Ao fim de uns anos e de acumularmos quatro dezenas de gravatas, adoptamos um sistema. Eu uso gravata todos os dias em que trabalho, não há cá “casual fridays” e não quero gastar o neurónio a lembrar-me das que usei nos dias anteriores. Para o evitar, inventa-se um sistema que, no meu caso, passa por pendurá-las em dois cabides, um para as que vão bem com camisas aos quadrados e outro para as lisas ou às riscas. O sistema serve para pô-las a rodar, garantindo que não se repetem. Também se põem os fatos a rodar, no roupeiro, mas isso é um outro sistema, que não resulta tão bem porque vão à lavandaria. O sistema das gravatas só resulta enquanto os cabides aguentam o peso acumulado. Este Natal recebi demasiadas gravatas – há lá presente mais fácil para tias e primas de um executivo – e um dos malditos cabines partiu-se, deixando-me as malditas gravatas espalhadas no chão. Saí apressado e quando regressei a casa encontrei as demasiadas gravatas perfeitamente organizadas por cores sobre a cama. Constatei que a mulher-a-dias não é daltónica mas estragou-me o sistema e eu estou a precisar de uns cabides de aço.

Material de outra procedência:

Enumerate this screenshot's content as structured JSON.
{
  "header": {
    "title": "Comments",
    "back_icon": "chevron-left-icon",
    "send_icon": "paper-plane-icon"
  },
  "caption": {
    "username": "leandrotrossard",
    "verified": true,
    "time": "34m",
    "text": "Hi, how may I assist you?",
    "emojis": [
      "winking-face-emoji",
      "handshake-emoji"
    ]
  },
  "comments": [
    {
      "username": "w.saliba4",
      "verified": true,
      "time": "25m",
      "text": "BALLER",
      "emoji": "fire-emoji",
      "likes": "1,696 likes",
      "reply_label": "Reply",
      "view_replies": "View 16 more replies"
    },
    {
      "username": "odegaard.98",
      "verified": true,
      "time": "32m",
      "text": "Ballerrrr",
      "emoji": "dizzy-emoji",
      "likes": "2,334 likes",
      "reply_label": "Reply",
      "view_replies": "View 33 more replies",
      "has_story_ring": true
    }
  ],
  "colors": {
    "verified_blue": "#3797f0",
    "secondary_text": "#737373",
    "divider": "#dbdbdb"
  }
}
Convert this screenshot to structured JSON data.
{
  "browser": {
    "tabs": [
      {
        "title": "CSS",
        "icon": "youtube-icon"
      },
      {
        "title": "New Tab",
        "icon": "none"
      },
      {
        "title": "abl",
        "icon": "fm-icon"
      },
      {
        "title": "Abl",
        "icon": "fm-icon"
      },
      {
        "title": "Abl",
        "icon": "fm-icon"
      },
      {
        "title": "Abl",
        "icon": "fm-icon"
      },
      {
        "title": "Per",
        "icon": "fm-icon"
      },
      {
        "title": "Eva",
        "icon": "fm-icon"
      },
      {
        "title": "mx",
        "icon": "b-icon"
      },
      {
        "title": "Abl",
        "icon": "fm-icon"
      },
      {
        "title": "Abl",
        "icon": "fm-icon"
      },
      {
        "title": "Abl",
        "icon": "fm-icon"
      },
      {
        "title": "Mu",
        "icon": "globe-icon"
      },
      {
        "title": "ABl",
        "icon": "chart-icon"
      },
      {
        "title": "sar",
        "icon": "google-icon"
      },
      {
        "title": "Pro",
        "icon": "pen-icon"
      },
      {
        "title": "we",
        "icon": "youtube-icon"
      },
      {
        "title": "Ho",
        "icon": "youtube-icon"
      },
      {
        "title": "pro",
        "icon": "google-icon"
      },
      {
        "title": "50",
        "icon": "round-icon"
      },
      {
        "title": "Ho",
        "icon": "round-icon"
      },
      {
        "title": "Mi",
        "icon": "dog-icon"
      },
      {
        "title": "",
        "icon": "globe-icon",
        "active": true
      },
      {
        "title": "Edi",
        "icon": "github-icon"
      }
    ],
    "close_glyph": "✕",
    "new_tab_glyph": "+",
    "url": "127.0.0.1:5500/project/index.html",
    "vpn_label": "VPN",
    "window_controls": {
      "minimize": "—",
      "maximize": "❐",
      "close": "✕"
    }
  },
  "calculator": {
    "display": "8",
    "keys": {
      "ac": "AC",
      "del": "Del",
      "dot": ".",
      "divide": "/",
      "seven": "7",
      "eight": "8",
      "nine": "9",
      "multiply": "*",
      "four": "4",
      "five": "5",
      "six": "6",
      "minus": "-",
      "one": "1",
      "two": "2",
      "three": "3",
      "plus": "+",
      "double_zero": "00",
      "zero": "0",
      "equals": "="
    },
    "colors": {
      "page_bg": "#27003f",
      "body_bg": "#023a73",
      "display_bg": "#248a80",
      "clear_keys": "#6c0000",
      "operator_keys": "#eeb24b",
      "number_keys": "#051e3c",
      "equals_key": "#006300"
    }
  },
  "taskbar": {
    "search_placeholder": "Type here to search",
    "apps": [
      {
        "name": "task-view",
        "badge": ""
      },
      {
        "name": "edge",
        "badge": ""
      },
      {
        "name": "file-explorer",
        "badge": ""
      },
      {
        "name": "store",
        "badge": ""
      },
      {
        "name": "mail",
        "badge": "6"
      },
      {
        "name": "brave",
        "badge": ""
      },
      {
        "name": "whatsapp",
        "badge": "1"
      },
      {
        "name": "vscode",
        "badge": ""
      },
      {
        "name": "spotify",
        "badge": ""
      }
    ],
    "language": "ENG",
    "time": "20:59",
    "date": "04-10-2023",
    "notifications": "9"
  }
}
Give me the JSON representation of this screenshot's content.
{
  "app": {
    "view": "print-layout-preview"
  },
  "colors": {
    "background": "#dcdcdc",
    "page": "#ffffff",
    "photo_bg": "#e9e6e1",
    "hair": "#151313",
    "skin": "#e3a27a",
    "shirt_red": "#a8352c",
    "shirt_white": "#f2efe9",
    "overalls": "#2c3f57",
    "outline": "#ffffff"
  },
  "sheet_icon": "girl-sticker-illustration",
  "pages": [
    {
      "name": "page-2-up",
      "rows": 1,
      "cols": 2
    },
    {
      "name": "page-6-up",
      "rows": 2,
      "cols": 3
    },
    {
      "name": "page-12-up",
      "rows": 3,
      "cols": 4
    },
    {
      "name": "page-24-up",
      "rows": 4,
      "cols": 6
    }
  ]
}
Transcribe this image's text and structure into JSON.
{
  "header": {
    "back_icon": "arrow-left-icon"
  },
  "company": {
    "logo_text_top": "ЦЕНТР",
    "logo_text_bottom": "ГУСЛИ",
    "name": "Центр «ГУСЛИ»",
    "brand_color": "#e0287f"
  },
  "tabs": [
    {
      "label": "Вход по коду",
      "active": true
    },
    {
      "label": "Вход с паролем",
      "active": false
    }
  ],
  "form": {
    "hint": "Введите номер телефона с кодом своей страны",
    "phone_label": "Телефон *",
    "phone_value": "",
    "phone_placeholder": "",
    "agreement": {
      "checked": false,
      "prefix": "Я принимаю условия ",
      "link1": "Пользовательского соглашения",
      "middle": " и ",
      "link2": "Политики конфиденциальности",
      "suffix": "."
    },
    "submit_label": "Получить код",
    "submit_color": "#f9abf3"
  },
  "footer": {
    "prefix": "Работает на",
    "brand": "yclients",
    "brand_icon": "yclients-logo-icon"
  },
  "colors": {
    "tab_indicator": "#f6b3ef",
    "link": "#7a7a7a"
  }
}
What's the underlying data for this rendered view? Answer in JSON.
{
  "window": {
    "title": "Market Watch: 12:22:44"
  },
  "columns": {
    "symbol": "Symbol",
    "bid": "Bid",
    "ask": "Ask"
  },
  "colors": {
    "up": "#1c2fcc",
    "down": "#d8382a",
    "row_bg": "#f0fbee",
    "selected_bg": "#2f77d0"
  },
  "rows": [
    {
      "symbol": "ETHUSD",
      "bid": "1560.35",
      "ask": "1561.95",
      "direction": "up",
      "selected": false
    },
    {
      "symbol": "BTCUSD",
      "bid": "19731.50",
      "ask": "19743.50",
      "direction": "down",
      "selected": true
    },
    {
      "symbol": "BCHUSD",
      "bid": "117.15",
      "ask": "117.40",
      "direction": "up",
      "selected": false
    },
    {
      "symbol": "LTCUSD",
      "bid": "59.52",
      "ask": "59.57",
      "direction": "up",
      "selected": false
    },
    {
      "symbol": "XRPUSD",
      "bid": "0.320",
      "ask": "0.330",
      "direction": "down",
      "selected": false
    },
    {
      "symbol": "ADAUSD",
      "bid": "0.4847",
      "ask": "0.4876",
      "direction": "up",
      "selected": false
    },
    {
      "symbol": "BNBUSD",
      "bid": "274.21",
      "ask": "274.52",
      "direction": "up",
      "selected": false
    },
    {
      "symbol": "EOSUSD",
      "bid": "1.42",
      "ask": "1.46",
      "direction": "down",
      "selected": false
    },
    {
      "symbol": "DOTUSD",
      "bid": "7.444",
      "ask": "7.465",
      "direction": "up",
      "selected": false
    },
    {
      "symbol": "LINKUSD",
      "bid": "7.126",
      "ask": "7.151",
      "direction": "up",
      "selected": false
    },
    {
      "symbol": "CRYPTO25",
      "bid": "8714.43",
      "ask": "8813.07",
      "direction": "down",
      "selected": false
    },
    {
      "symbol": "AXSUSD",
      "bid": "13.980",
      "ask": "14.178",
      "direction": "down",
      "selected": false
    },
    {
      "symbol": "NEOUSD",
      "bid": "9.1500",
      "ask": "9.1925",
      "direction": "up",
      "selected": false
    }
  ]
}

dicotomias (post blasé feito de clichés sem nexo, muito mau)

As dicotomias da minha vida não deixam de me surpreender. Ainda há pouco, enquanto acelerava pelos túneis apercebi-me da bifurcação mesmo antes de escolher a faixa direita. Vinha meio absorto num pensamento de "been there, done that", frase repetida na música, gira, a tocar na rádio que não conhecia. Porque há coisas na vida que não nos apetece repetir e outras que só nos apetece mesmo voltar a viver. Despertei e senti-me a abrir um sorriso.

Sunday, January 2, 2011

génios simbióticos

Os seres humanos possuem esta faculdade extraordinária de se juntarem para criarem obras maravilhosas – tributo a Giuseppe Tornatore e Ennio Morricone:

o final da época – post mundano

Finalmente chegou ao fim. Levo tantos dias seguidos de jantaradas e almoços prolongados, pratadas de carnes assadas com molhos variados e doçarias rebuscadas a passarem-me à frente dos olhos, que ainda sinto o peru do dia 25 atravessado no esófago. Hoje ao almoço quase vomitava, por isso meti-me no carro e furtei-me ao jantar. Não fora um intermezzo de sushi a meio da semana e acho que esta época rebentava mesmo a sério.

o difícil

Ele - Tu sabes, bem, que eu acredito.

Ela - Acreditas? Em quê?

Ele - Em nós.

Ela - Não sei como...

Ele - Eu sou de certezas. E sei que é difícil mas vais ter que investir. Isto não vai funcionar se for de um lado só. Começa por aceitar fitar-me nos olhos.

Saturday, January 1, 2011

Mad Men – shallow in Rome

Estava ali a ver o último episódio do Mad Men e saiu-me esta cena esplêndida, cheia de clichés  e passada em Roma:



quadros

Quando foram horas de me deitar fiquei uns instantes a rever a tua interpretação e o quadro da última manhã do ano – tu e a Minie com os olhares muito abertos, e as almofadas como pano de fundo. Não sou nada de obsessões e há até quem diga que me fazem falta as paixões mas eu sei exactamente do que gosto. E é uma pena que nem sempre me consigam interpretar.
Para fechar a noite, liguei o portátil e encontrei o blog de que me falaste, passei várias páginas e fiquei a rir-me com a inocência do modo reportagem. Fiquei também a especular sobre como vou fazer para pintar o quadro do futuro.